Cuando uno ve que una persona está sufriendo, o cuando uno mismo lo está, es fácil identificar donde se encuentra el origen de dicho sufrimiento: «Ese padece del deseo y del rechazo«. En definitiva, desear lo que esta fuera de nosotros y rechazar lo que nos acontece fuera de nosotros mismos; estos son los únicos motivos para los Estoicos del origen de la pasión, ergo del sufrimiento.

¿Te has aplicado a conocer qué es un hombre bueno y uno malo y cómo se llega a ser una de las dos cosas? ¿Por qué, entonces, tú mismo no eres bueno?
—¿Cómo —responde— que no lo soy?
—Porque ningún hombre bueno padece ni se agobia, ninguno gime, ninguno palidece ni tiembla ni dice: «¿Cómo me recibirá? ¿Cómo me escuchará?». – Epicteto, Disertaciones con Arriano, Libro II.13.16-17

Y claramente se pude observar aquí como se demuestra la moral de un Estoico. Una persona es solo buena o mala, conforme a lo que expresa a traves de sus emociones. ¿Esa persona está alterada? Es mala. ¿Esta angustiada? Es mala. ¿Ha muerto su familia y esta sufriendo? Es malo (es vicioso al menos porque ojo con las traducciones). Así de simple. Lo curioso es es que este planteamiento, no estaría hoy en día aceptado socialmente ni cercanamente. Dicho así en público sin mucho contexto, lo mismo va uno y crucifica como a Jesucristo. Pero esto es tal y como lo ven los Estoicos el concepto del bien y el mal, no radica en el resultado de lo que hace, sino en como lo que hace, afecta a su alma (o a su carácter)

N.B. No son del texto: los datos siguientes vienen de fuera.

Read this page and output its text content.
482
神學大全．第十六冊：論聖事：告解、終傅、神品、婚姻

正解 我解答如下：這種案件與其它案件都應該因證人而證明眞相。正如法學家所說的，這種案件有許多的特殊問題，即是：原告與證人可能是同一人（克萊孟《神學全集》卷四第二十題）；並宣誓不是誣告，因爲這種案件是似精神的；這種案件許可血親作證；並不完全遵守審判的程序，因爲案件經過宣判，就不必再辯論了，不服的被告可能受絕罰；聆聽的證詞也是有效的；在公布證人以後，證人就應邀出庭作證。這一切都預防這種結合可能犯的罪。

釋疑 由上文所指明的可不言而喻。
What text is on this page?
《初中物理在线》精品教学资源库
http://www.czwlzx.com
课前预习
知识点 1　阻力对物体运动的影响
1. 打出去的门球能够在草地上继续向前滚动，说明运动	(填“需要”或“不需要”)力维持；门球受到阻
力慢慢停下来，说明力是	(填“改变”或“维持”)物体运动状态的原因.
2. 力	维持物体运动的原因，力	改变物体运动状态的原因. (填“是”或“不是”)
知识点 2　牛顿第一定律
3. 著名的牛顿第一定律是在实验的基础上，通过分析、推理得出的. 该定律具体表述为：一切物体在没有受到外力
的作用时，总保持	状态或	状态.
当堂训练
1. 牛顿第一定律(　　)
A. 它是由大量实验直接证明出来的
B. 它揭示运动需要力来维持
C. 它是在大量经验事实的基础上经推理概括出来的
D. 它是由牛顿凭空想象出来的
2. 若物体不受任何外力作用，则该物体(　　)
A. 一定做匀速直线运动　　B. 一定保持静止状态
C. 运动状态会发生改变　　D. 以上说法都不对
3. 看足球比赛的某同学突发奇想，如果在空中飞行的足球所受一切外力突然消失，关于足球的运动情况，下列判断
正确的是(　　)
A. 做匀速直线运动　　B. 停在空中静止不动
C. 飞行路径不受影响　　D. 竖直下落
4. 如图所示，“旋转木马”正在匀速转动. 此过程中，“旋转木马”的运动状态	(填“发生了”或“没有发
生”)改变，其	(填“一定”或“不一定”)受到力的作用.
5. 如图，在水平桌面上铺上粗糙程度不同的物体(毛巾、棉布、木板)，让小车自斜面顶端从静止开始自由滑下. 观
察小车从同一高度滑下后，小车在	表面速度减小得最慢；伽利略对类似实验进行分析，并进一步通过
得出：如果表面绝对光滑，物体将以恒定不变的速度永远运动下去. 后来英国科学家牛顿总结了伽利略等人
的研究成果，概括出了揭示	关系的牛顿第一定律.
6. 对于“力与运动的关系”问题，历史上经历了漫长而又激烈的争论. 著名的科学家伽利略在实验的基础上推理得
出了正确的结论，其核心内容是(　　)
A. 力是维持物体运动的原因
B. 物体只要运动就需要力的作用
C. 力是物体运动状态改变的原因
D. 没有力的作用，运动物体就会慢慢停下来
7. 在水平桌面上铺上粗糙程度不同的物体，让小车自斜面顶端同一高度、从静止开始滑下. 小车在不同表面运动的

—¿ Te angustiarías siendo jinete al llegar al campo frente a uno de a pie, cuando tú te has entrenado mientras que él carece de entrenamiento? —Ya… Pero tiene poder para matarme. —Entonces, di la verdad, desdichado, y no andes presumiendo ni consideres que eres filósofo, ni ignores a tus dueños sino que, mientras te sigas aferrando al cuerpo, sigue a cualquiera que sea más fuerte. – Epicteto, Disertaciones con Arriano, Libro II.13.22-23

Para terminar aquí Epicteto invita a pensar: ¿Se angustiaría uno, si no dudara de sus habilidades? Quizá si, depende si esta en peligro algo externo a nosotros, y le damos la importancia que no se merece, al ser externo. Entonces si nos angustiamos de algo que es externo a nosotros, es decir, no dar lo máximo que podemos dar, sino asociarnos a algo que podría pasar con respecto a nuestro cuerpo, nuestra vida, entonces que quede claro donde esta la raíz del problema que pretendemos evitar a lo largo de toda una vida. Hazlo lo mejor que puedas, sino, da igual el resultado. Si no se puede concebir esto, uno será desdichado de por vida, de acorde a la filosofía estoica.